05.01 · Data Preprocessing
Level: Beginner to Intermediate
Pre-reading: 05 · ML Pipeline
The Art of Data Preprocessing
Data preprocessing is often 50% of the ML work. Garbage in = garbage out.
Common Data Problems
Missing Values
data:
Age: [25, 30, NaN, 45] # <- How do we handle this?

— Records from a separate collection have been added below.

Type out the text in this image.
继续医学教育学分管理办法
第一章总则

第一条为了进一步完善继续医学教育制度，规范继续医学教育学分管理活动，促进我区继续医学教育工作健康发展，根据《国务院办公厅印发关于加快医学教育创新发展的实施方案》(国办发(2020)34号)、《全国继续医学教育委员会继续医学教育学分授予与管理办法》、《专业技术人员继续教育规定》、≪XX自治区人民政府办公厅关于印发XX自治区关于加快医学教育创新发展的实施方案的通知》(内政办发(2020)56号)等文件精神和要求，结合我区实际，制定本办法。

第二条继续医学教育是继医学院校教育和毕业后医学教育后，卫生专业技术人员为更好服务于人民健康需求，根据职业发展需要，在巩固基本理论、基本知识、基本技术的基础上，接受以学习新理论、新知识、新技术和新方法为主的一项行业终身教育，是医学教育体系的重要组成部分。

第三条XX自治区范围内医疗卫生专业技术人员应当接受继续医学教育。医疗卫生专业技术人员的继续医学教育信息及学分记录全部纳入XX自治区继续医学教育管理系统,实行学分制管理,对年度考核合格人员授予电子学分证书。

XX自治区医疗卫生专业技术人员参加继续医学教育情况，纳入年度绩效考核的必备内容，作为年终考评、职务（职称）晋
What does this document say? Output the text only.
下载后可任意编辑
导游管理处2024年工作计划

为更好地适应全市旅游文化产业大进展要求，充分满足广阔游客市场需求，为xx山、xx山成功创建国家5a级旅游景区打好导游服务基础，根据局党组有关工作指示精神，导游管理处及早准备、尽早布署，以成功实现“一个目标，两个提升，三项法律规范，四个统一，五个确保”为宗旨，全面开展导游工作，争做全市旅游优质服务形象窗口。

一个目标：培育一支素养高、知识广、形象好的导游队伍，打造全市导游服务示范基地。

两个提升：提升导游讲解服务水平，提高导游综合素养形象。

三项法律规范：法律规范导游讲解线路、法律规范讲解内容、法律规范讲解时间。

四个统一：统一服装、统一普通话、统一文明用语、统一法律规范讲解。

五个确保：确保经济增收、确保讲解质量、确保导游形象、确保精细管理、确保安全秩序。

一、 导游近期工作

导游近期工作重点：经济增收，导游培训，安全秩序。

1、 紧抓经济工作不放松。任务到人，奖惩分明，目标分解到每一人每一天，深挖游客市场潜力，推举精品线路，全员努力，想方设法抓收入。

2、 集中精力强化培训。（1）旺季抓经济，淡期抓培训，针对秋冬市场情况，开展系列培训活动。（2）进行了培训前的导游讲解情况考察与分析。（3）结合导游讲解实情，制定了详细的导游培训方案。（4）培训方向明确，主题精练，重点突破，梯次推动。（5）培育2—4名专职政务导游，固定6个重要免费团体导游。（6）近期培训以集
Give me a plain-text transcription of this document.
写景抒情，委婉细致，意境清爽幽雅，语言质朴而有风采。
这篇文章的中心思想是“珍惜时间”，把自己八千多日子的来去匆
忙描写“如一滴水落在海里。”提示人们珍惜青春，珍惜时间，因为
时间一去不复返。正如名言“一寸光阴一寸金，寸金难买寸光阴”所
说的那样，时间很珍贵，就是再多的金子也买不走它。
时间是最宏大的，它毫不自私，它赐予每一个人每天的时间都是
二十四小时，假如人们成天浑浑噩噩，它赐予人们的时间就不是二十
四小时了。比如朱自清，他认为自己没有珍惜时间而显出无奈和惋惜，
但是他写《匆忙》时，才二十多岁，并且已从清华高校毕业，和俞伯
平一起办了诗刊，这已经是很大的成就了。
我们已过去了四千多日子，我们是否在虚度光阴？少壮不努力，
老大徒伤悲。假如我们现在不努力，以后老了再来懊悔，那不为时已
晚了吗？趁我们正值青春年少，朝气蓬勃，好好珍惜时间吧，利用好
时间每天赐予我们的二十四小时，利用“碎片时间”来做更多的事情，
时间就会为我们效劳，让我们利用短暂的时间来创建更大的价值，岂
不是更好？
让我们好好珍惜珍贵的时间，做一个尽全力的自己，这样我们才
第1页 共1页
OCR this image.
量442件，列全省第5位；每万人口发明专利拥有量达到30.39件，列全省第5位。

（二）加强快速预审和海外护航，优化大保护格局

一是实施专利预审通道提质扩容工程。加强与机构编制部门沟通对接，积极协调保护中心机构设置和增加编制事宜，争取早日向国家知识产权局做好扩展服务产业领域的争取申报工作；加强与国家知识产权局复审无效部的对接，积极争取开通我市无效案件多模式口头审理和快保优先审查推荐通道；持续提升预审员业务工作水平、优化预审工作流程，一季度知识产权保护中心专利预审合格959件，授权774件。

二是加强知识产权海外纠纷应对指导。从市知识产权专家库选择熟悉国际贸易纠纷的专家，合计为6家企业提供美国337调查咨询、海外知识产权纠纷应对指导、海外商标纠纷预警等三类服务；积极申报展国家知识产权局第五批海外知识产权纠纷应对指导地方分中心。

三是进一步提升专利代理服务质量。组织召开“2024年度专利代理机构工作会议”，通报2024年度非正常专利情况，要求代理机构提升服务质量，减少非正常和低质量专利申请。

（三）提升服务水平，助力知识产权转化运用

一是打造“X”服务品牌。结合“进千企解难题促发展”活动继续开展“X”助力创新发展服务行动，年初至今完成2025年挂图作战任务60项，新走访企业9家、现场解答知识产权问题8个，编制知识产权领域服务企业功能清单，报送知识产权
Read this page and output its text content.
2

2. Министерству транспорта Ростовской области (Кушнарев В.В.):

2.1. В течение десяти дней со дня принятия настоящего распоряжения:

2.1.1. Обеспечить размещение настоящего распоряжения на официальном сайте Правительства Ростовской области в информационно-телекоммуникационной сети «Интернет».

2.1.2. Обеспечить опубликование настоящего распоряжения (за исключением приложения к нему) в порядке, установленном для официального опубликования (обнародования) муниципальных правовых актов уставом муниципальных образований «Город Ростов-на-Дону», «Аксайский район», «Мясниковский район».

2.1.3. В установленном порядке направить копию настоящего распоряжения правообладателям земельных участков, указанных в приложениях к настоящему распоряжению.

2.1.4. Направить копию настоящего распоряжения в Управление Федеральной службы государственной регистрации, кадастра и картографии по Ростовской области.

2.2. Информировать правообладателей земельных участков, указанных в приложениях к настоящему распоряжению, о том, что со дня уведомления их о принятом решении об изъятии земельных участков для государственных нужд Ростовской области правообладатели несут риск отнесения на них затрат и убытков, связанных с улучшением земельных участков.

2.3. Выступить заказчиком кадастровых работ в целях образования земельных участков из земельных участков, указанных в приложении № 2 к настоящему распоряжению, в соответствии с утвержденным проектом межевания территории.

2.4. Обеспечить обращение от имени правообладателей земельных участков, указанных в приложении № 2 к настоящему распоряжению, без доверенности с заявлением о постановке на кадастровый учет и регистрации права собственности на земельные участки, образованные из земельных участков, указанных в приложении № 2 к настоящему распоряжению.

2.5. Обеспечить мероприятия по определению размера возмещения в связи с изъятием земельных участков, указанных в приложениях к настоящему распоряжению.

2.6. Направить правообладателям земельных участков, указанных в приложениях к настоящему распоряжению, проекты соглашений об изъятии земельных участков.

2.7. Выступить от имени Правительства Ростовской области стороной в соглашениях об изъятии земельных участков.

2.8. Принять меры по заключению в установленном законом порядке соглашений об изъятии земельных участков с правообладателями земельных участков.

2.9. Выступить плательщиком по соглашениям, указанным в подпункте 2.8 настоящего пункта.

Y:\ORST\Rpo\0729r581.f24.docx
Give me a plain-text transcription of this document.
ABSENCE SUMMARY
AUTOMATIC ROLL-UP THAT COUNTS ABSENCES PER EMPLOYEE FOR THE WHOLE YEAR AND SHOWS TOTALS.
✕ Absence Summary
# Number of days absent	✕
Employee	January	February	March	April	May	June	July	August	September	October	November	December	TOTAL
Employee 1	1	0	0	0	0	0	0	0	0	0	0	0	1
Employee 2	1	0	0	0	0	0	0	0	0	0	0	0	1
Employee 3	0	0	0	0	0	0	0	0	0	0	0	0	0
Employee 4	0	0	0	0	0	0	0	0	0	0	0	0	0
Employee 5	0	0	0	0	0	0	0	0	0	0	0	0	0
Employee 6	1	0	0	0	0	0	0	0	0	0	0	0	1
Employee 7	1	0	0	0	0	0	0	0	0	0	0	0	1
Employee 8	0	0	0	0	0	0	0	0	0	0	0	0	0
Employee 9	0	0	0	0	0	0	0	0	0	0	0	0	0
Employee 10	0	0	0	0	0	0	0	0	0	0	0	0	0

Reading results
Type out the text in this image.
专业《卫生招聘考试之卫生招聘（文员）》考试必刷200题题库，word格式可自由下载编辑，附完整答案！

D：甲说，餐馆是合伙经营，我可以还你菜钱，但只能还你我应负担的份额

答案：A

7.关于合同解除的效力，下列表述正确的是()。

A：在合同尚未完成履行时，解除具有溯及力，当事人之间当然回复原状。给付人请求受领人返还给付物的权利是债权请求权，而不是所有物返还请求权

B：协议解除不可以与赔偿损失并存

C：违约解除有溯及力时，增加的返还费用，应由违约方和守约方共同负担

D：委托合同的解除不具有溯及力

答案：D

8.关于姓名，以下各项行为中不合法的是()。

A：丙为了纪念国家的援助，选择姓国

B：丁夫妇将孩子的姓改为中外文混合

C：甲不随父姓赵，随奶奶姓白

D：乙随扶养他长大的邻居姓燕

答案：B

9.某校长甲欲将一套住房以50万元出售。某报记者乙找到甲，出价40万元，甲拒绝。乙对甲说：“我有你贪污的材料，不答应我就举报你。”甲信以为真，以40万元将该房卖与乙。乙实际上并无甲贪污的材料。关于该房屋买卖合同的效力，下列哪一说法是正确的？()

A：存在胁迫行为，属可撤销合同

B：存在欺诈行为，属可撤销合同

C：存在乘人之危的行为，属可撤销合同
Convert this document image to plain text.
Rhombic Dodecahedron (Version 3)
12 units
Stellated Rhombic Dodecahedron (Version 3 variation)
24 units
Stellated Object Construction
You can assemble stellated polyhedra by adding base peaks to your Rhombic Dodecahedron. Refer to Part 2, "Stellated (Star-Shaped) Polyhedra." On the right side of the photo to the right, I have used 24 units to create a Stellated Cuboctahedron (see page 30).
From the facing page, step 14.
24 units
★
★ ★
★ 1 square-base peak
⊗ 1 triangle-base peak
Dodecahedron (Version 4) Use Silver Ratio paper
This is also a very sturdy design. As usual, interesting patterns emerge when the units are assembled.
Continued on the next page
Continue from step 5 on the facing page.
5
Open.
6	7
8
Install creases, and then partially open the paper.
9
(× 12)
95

Solutions: 1. Drop row: Fast but loses data 2. Mean imputation: Simple but ignores relationships 3. Predictive imputation: Use other features to predict missing value 4. Forward fill (time series): Use previous value
Categorical Variables
Models usually need numerical input. Convert categories:
One-Hot Encoding:
Color: [Red, Green, Blue, Red]
→ Red: [1, 0, 0, 1]
Green: [0, 1, 0, 0]
Blue: [0, 0, 1, 0]
Label Encoding:
Color: [Red, Green, Blue] → [0, 1, 2]
Use one-hot for tree models; label encoding for neural networks.
Scaling & Normalization
Different features often have different ranges:
Age: [20–80]
Income: [20000–200000]
Without scaling, Income dominates.
Min-Max Scaling: $\(x_{scaled} = \frac{x - x_{min}}{x_{max} - x_{min}} \quad \in [0, 1]\)$
Z-Score Standardization: $\(x_{scaled} = \frac{x - \mu}{\sigma} \quad \text{(mean 0, std 1)}\)$
Handling Outliers
Extreme values can skew models.
Detect: Use z-score > 3 or IQR method
Handle: - Remove (if error) - Clip (cap at threshold) - Transform (log, sqrt) - Keep (if real and important)
Class Imbalance
Skewed class distribution:
Class 0: 9,900 examples (99%)
Class 1: 100 examples (1%)
Solutions: - Oversampling: Duplicate minority class - Undersampling: Remove majority class - Class weights: Give minority class higher weight - Different metrics: Use F1, AUC instead of accuracy
Data Quality Checks
Before training, verify:
- ✅ No NaN values (or handled)
- ✅ Proper data types (numeric vs categorical)
- ✅ No extreme outliers (unless expected)
- ✅ Features have variation (not all same value)
- ✅ Balanced train/val/test splits
- ✅ No data leakage (test features don't contain future info)
Should I scale all features?
Tree models don't need scaling. Neural networks and distance-based models (KNN, SVM) need scaling.
How do I handle missing values in time series?
Use forward fill (carry last value forward) or interpolation. For seasonal data, use seasonal decomposition.